Page d'histoire : Les nouvelles technologies de la vie quotidienne... et la cocotte minute 1953

Livre de recettes SEB

La technique se présente souvent comme enfant terrible de la science qu’elle semble prolonger dans ses bons et ses mauvais effets ; pourtant, de nos jours, la science n’existe que par et, sans doute, pour la technique, qu’elle sert plus qu’elle ne guide. C’est donc de technoscience qu’il faudrait parler, technoscience qui n’a que très récemment déployé tous ses artifices. En effet, exception faite de la médecine qui pose un problème à part, c’est par ses réalisations en rapport avec la vie quotidienne que la science a commencé à révéler sa magie : le train, bien avant l’avion, commença à raccourcir les distances (et c’est par lui que nous avons appris le respect de l’heure exacte), l’électricité fit s’évanouir la plupart des fantômes de la nuit, le téléphone qui se continue par Internet abolit le temps de la communication.

La pénétration de l’univers domestique, quant à elle, se fit plus lentement.

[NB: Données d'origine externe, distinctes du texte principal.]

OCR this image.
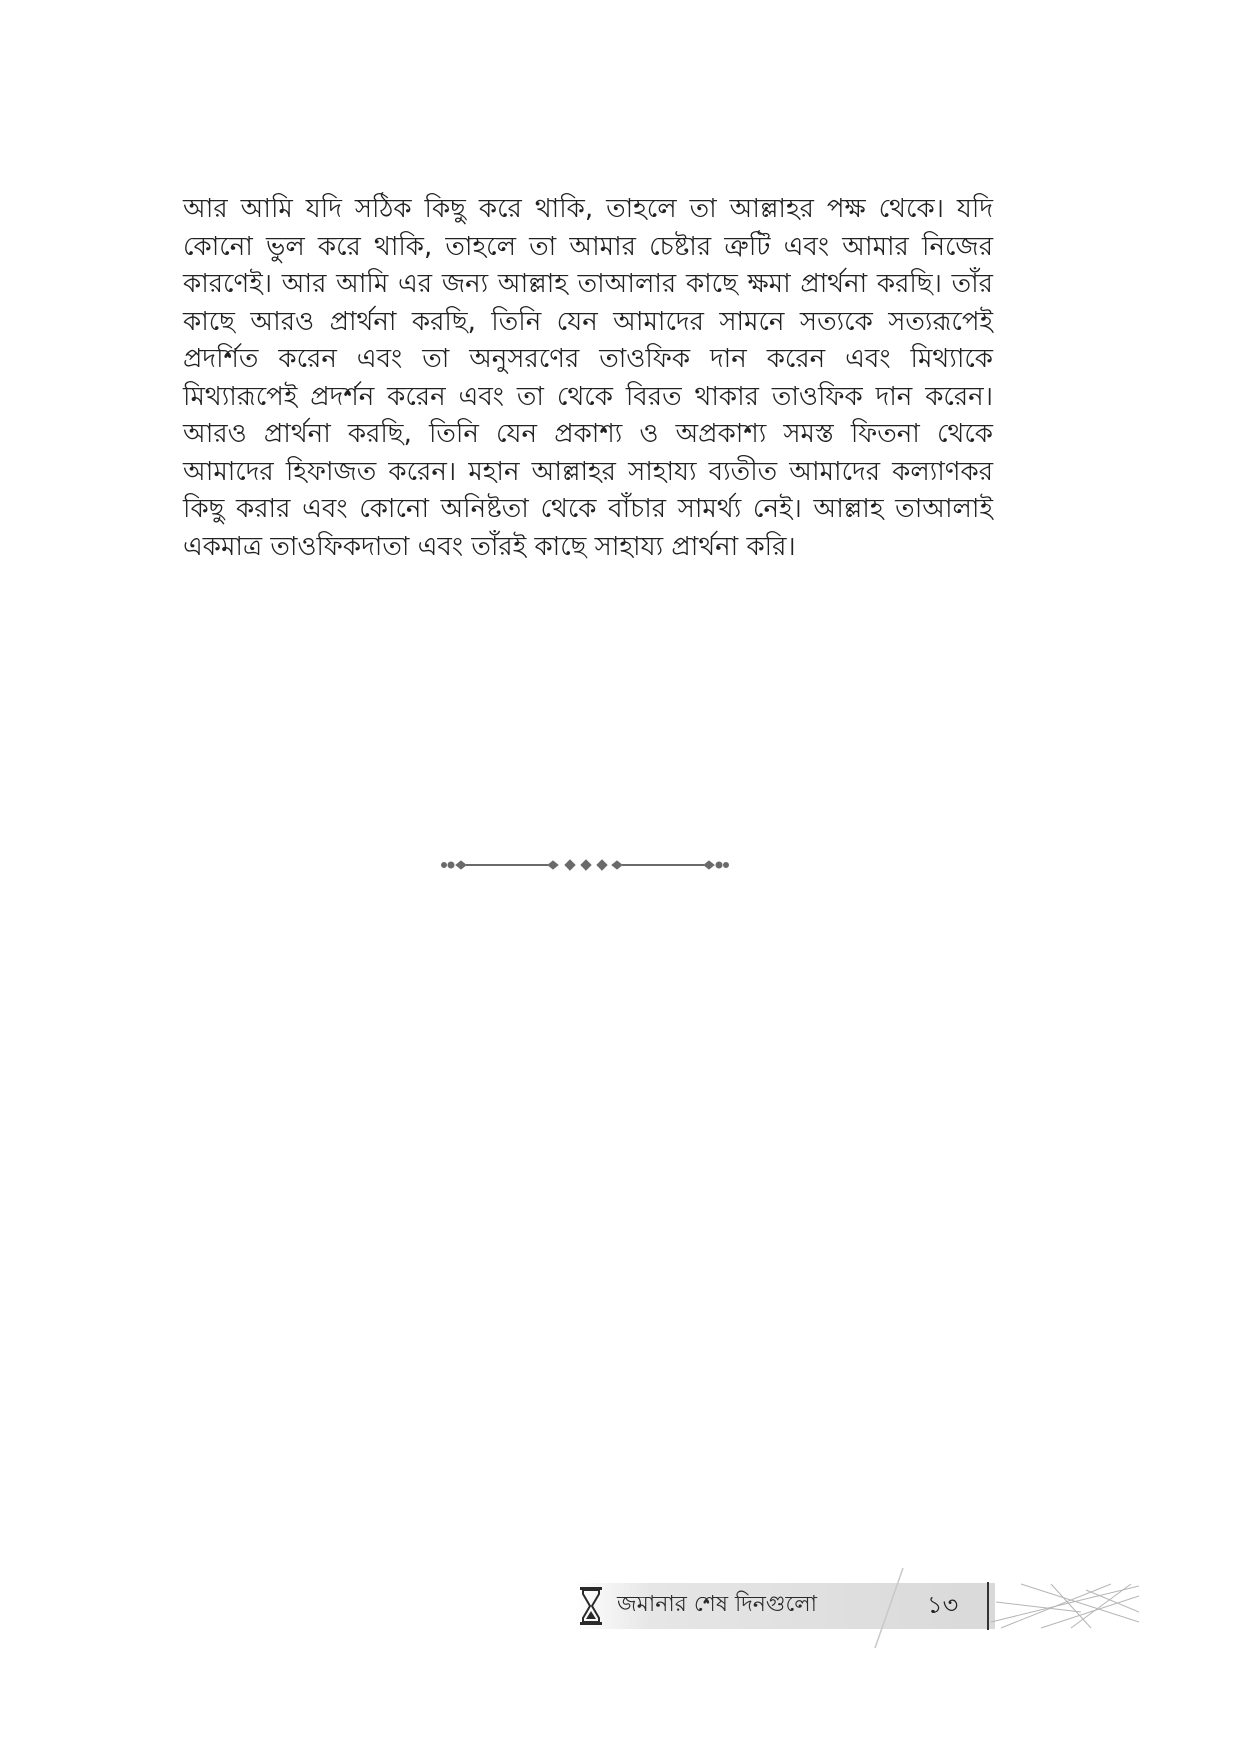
আর আমি যদি সঠিক কিছু করে থাকি, তাহলে তা আল্লাহর পক্ষ থেকে। যদি কোনো ভুল করে থাকি, তাহলে তা আমার চেষ্টার ত্রুটি এবং আমার নিজের কারণেই। আর আমি এর জন্য আল্লাহ তাআলার কাছে ক্ষমা প্রার্থনা করছি। তাঁর কাছে আরও প্রার্থনা করছি, তিনি যেন আমাদের সামনে সত্যকে সত্যরূপেই প্রদর্শিত করেন এবং তা অনুসরণের তাওফিক দান করেন এবং মিথ্যাকে মিথ্যারূপেই প্রদর্শন করেন এবং তা থেকে বিরত থাকার তাওফিক দান করেন। আরও প্রার্থনা করছি, তিনি যেন প্রকাশ্য ও অপ্রকাশ্য সমস্ত ফিতনা থেকে আমাদের হিফাজত করেন। মহান আল্লাহর সাহায্য ব্যতীত আমাদের কল্যাণকর কিছু করার এবং কোনো অনিষ্টতা থেকে বাঁচার সামর্থ্য নেই। আল্লাহ তাআলাই একমাত্র তাওফিকদাতা এবং তাঁরই কাছে সাহায্য প্রার্থনা করি।

জমানার শেষ দিনগুলো	১৩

Le réfrigérateur est déjà ancien mais les arts ménagers, dont se moque le grand parolier Boris Vian datent d’il y a quarante-cinquante ans à peine, comme la chanson qui marque précisément le début de la généralisation du phénomène technologique dans la sphère privée. La saturation domestique ne s’est produite que dans les années soixante-dix en Europe. Peu avant, dans les années trente en France, un kilowatt suffisait aux besoins électriques d’un ménage. Et encore, le fer à repasser électrique, très simple techniquement mais vorace, absorbait-il la plus grande partie de cette énergie. De nos jours, le compteur de 10 kW est devenu une banalité.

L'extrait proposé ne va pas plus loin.